Mike DeWine was right
Say what you will about Mike DeWine, and there is much that can be said, but he was right about the budget and about the stimulus back in February.
On the stimulus:
Whatever you think about the federal economic-stimulus plan, this much is clear: It’s going to be the most costly “free” money Ohio ever receives.
It is absurd to think that a one-time, short-term monetary shot in the arm will heal economic wounds that have been festering in this state for years. It is equally short-sighted to grow government at a time when we should be streamlining it. The more we expand Ohio government with this money, the more we’ll have to pay year after year in growth that we simply cannot sustain and with resources we simply do not have.
On how Ohio should have approached the budget:
Juggling the budget with borrowed money, like the banks on Wall Street did, isn’t going to work. And, unless we chart a radically new course and fundamentally rethink how this state operates, we only postpone Ohio’s day of reckoning.
[...]
The crisis should be our mandate for change. While a massive $7.3 billion projected state budget deficit hurts — a lot — it forces us to look forward. Now is the time for Ohio to take some calculated risks, and ask: “Where is this state going to be in five, 10, 20 years? How do we reposition this state for the long run instead of just battening down the hatches to weather the economic storm?”
Ultimately, Ohio needs more jobs and a more competitive economy. Key to that is reforming our system of education. I commend the governor for spotlighting education in his recent state of the state address. But, what is troubling is that it is a promise-it-now, pay-for-it-later plan. Does anyone really think the federal government will have a $1 trillion stimulus again next year and in 2011, 2012, 2013? How do you pay for an expanded school year and day-long kindergarten when the one-shot money is gone?
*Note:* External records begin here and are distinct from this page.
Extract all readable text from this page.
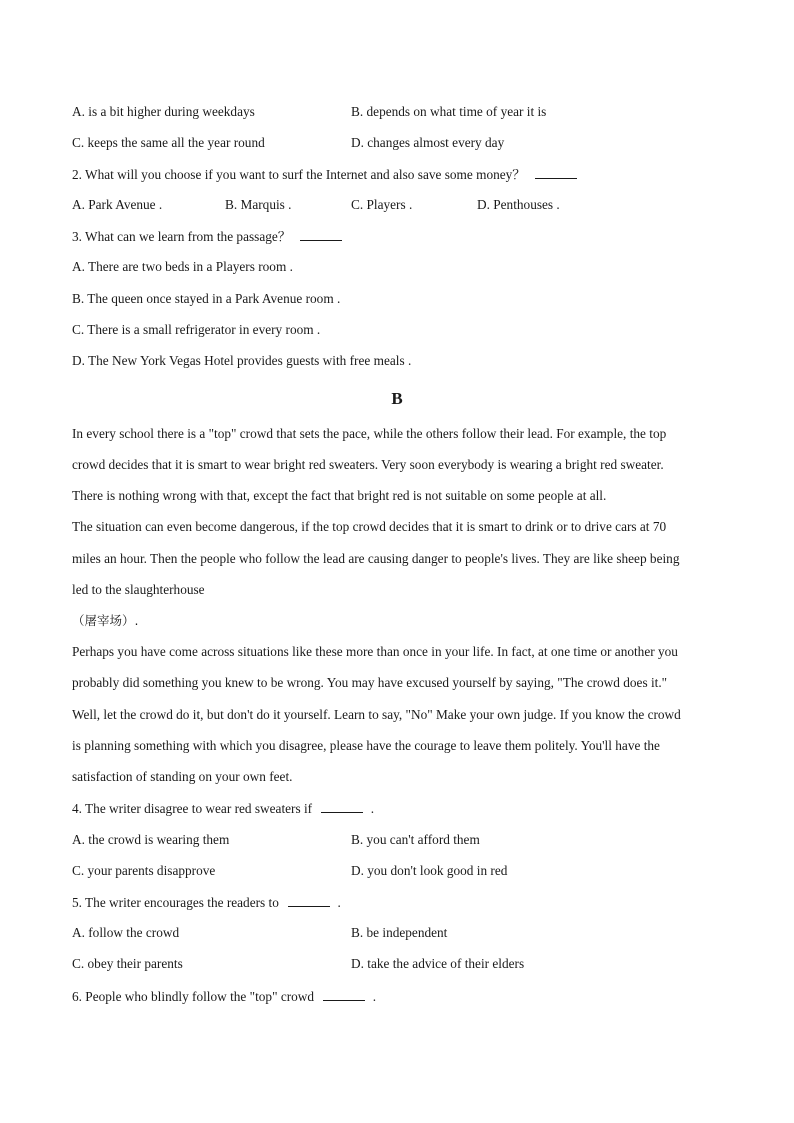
A. is a bit higher during weekdays	B. depends on what time of year it is
C. keeps the same all the year round	D. changes almost every day
2. What will you choose if you want to surf the Internet and also save some money？
A. Park Avenue .	B. Marquis .	C. Players .	D. Penthouses .
3. What can we learn from the passage？
A. There are two beds in a Players room .
B. The queen once stayed in a Park Avenue room .
C. There is a small refrigerator in every room .
D. The New York Vegas Hotel provides guests with free meals .
B
In every school there is a "top" crowd that sets the pace, while the others follow their lead. For example, the top
crowd decides that it is smart to wear bright red sweaters. Very soon everybody is wearing a bright red sweater.
There is nothing wrong with that, except the fact that bright red is not suitable on some people at all.
The situation can even become dangerous, if the top crowd decides that it is smart to drink or to drive cars at 70
miles an hour. Then the people who follow the lead are causing danger to people's lives. They are like sheep being
led to the slaughterhouse
（屠宰场）.
Perhaps you have come across situations like these more than once in your life. In fact, at one time or another you
probably did something you knew to be wrong. You may have excused yourself by saying, "The crowd does it."
Well, let the crowd do it, but don't do it yourself. Learn to say, "No" Make your own judge. If you know the crowd
is planning something with which you disagree, please have the courage to leave them politely. You'll have the
satisfaction of standing on your own feet.
4. The writer disagree to wear red sweaters if	.
A. the crowd is wearing them	B. you can't afford them
C. your parents disapprove	D. you don't look good in red
5. The writer encourages the readers to	.
A. follow the crowd	B. be independent
C. obey their parents	D. take the advice of their elders
6. People who blindly follow the "top" crowd	.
Politicians are in the business of selling hope, but when there’s a real crisis, you have to act like it and use the bully pulpit to sound the alarm. That means bringing all the parties together — public and private sector and nonprofits — to start figuring out what to do. We need to get strategic about every major aspect of state government, look at it as if we were starting from scratch, and re-examine the functions of each department and agency.
We should, for example, overhaul Medicaid, which eats more than one-third of the state budget and is projected to grow rapidly for years to come. To get a better bang for our taxpayer bucks, the state needs to be a much smarter health-care purchaser, and get better prices and results.
If we would have followed his advice we would be in a lot better shape than we are right now. Alas, this kind of thinking has been ignored, things have gotten worse, and the next budget cycle is going to bring some reckoning that few will enjoy.